European Union leaders will roll out the red carpet for Turkey’s newly re-elected President Recep Tayip Erdo?an at a summit about how to help the country stop the flow of Syrian refugees from its borders into the EU.
Meeting at a European Council held in Valletta, Malta today (12 November), heads of state and government also heard plans to give Turkey the €3 billion aid it wants to help it cope with the migration crisis.
More than 650,000 of the 800,000 refugees who have reached European Union countries by sea this year have left from Turkey, which is home to some two million refugees from neighbouring Syria and other countries in the region.
Ankara has also demanded an end to the stalemate in talks for Turkey to join the 28-nation bloc, visa-free travel for Turkish nationals, and for Brussels to resume inviting Turkish leaders to EU summits.
The decision to hold a summit of all 28 member states and Turkey opens the way for fresh talks over the crisis. European Commission President Jean-Claude Juncker said the goal of the summit would be to “conclude” negotiations with Turkey on a migration cooperation accord.
Juncker said he asked EU leaders contribute €2.5 billion over two years to aid asylum seekers in Turkey. A further €500 million would come from the EU budget.
Commission First Vice-President Frans Timmermans, who today flew in from Turkey, described additional measures to leaders, including a visa liberation process, and a commitment to “re-energize” the long-stalled enlargement process, that could eventually see Turkey become an EU member.
Fresh from his election victory, Erdo?an was keen to agree to a summit before it committed to stepping up border security.
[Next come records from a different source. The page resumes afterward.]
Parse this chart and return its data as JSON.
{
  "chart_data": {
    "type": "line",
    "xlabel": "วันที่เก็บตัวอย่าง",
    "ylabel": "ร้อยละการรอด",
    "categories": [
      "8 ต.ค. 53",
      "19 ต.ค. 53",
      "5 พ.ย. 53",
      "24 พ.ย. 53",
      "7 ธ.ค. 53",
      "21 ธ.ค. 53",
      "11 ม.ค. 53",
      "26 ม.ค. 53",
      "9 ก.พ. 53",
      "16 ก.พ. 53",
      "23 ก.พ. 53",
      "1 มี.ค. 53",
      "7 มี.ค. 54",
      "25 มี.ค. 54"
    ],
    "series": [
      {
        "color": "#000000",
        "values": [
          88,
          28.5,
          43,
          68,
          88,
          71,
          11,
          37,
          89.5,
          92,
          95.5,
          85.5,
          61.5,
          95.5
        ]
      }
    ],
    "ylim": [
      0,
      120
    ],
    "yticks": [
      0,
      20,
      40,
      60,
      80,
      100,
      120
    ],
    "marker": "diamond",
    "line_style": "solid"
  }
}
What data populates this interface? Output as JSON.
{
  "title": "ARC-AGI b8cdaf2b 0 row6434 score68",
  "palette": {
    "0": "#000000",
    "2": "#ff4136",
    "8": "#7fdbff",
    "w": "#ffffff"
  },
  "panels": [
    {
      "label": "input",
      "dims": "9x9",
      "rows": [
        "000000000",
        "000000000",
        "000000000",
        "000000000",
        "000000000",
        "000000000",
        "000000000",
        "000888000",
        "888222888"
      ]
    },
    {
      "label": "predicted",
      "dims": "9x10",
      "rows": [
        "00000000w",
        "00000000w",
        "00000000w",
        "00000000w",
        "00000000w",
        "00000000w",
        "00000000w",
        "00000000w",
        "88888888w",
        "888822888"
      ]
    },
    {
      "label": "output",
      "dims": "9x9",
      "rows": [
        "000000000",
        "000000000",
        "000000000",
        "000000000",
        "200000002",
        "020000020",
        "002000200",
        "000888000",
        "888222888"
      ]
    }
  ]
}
An EU source said, “This is about showing to Turkey that they are equal partners.”
European Council President Donald Tusk confirmed a summit of all 28 member states and Turkey would be held in Brussels before the end of the year. He said it was “99% sure” the summit would take place by the end of this month.
“It was decided that there will be a European Council with Turkey invited,” French President François Hollande told reporters, “It could be held at the end of November or beginning of December.”
Tusk said both he and European Commission President Jean-Claude Juncker would meet with Erdo?an, who is criticised for his authoritarian rule, in the margins of the upcoming G20 meeting, which takes place in Antalya, Turkey.
EU legislation planned
European Commission President Jean-Claude Juncker said he would table legislation to create the Turkish Refugee Grant Facility.
It would mobilise €500 million of EU Budget cash and €2.5 billion of pooled contributions from EU member states. It will be in place for 2016 and 2017, with the first funds being disbursed on 1 January, 2016.
The amount of money from individual countries would be calculated using the same Gross National Income (GNI)-based method as member states’ contributions to the EU budget.
The Facility needs a legal basis, which requires the Commission to draft new law. It will go through the usual legislative process, meaning it will need the backing of both the Council and the European Parliament.
How the money is spent would be decided by the Commission, with the Turkish authorities, according to the plan, but immediate humanitarian assistance would be prioritised.
Turkish involvement “is crucial for political buy-in”, a Commission document said.
As leaders gathered in Malta this morning, the news broke that Turkish police raided a well-known opposition newspaper in Erdo?an’s latest crackdown.
Earlier this week, a severely critical report held back by Brussels until after the Turkish elections, urged the new government top stop backsliding on the rule of law, rights and the media.
Asked today about the raid on the Zaman newspaper, Timmermans told EURACTIV that the Commission “had been clear” about its view of such actions.
The European Council followed a meeting of EU and African leaders held yesterday and this morning, which agreed funding and an action plan to mitigate the migration crisis.
The European Union has agreed on a plan, resisted by Hungary and several other ex-communist members of the bloc, to share out 160,000 refugees among its members, a small proportion of the 700,000 refugees the International Organization for Migration (IOM) estimates will reach Europe's borders from the Middle East, Africa and Asia this year.
The EU is also courting Turkey with the promise of money, visa-free travel, and new accession talks if Ankara tries to stem the flow of refugees across its territory.